August 2022 – Drew University is saddened to announce the passing of Vivian Bull, former president, associate dean, and professor, at the age of 87 last week.
Dr. Vivian A. Bull served as an economics professor at Drew for 32 years from 1960 to 1992 and as associate dean of the College of Liberal Arts from 1978 to 1986.
Bull left Drew in 1992 to begin a 13-year stint as president of Linfield College in Oregon, a term that earned her president emerita status upon her retirement.
An esteemed member of the Drew community and longtime Madison resident, Bull came out of retirement from 2012 to 2014 to serve a two-year interim term as Drew’s 12th president.

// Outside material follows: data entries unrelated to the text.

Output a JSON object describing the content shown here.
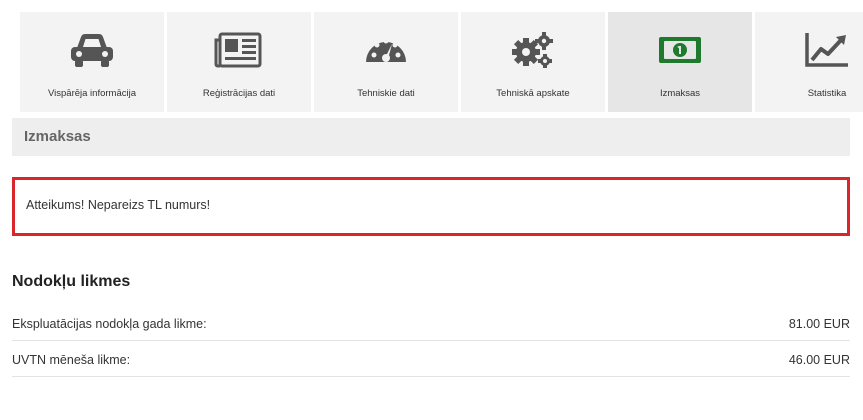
{
  "tabs": [
    {
      "label": "Vispārēja informācija",
      "icon": "car-icon"
    },
    {
      "label": "Reģistrācijas dati",
      "icon": "newspaper-icon"
    },
    {
      "label": "Tehniskie dati",
      "icon": "speedometer-icon"
    },
    {
      "label": "Tehniskā apskate",
      "icon": "gears-icon"
    },
    {
      "label": "Izmaksas",
      "icon": "banknote-icon",
      "active": true
    },
    {
      "label": "Statistika",
      "icon": "line-chart-icon"
    }
  ],
  "section": {
    "title": "Izmaksas"
  },
  "error": {
    "message": "Atteikums! Nepareizs TL numurs!"
  },
  "taxes": {
    "heading": "Nodokļu likmes",
    "rows": [
      {
        "label": "Ekspluatācijas nodokļa gada likme:",
        "value": "81.00 EUR"
      },
      {
        "label": "UVTN mēneša likme:",
        "value": "46.00 EUR"
      }
    ]
  },
  "colors": {
    "accent_green": "#1f7a2e",
    "error_red": "#d9262b",
    "icon_gray": "#555555"
  }
}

“You know, there’s something about Drew. It has a way of becoming part of the people associated with it,” she said at the time.
During her presidency, the Hall of Sciences underwent extensive renovations and Drew began its still-active partnership with the global education organization INTO to increase international enrollment.
In honor of her service to the University in all of her roles, Bull was named president emerita in July 2014, and was honored with the naming of the Vivian A. Bull Academic Commons in the University library.
Bull graduated from Albion College where she was the first student awarded a Fulbright Scholarship, which led to her studying at the London School of Economics.
She met her future husband, Dr. Robert J. Bull, on a trip to Jerusalem and followed him to Drew in 1955. He taught in the Drew Theological School for 37 years and retired in 1991 as professor emeritus of church history. The couple had two sons, R. Camper Bull C’91 and W. Carlson Bull.
Bull started at Drew herself five years after her husband, accepting a part-time job teaching accounting. She eventually accepted a full-time role under the condition that she get a PhD, which she earned at NYU.
As a faculty member, Bull led Drew’s Semester on the European Community in Brussels four times and embarked on more than 20 Drew-organized archaeological digs in the Middle East.
In the resolution of distinguished service that officially bestowed her president emerita status, Bull was praised for the attributes that set her apart – her selfless service, exceptional wisdom, creativity, fairness, patience, and offering the valuable perspective from her long an exemplary career as an educator, a university administrator, and a scholar.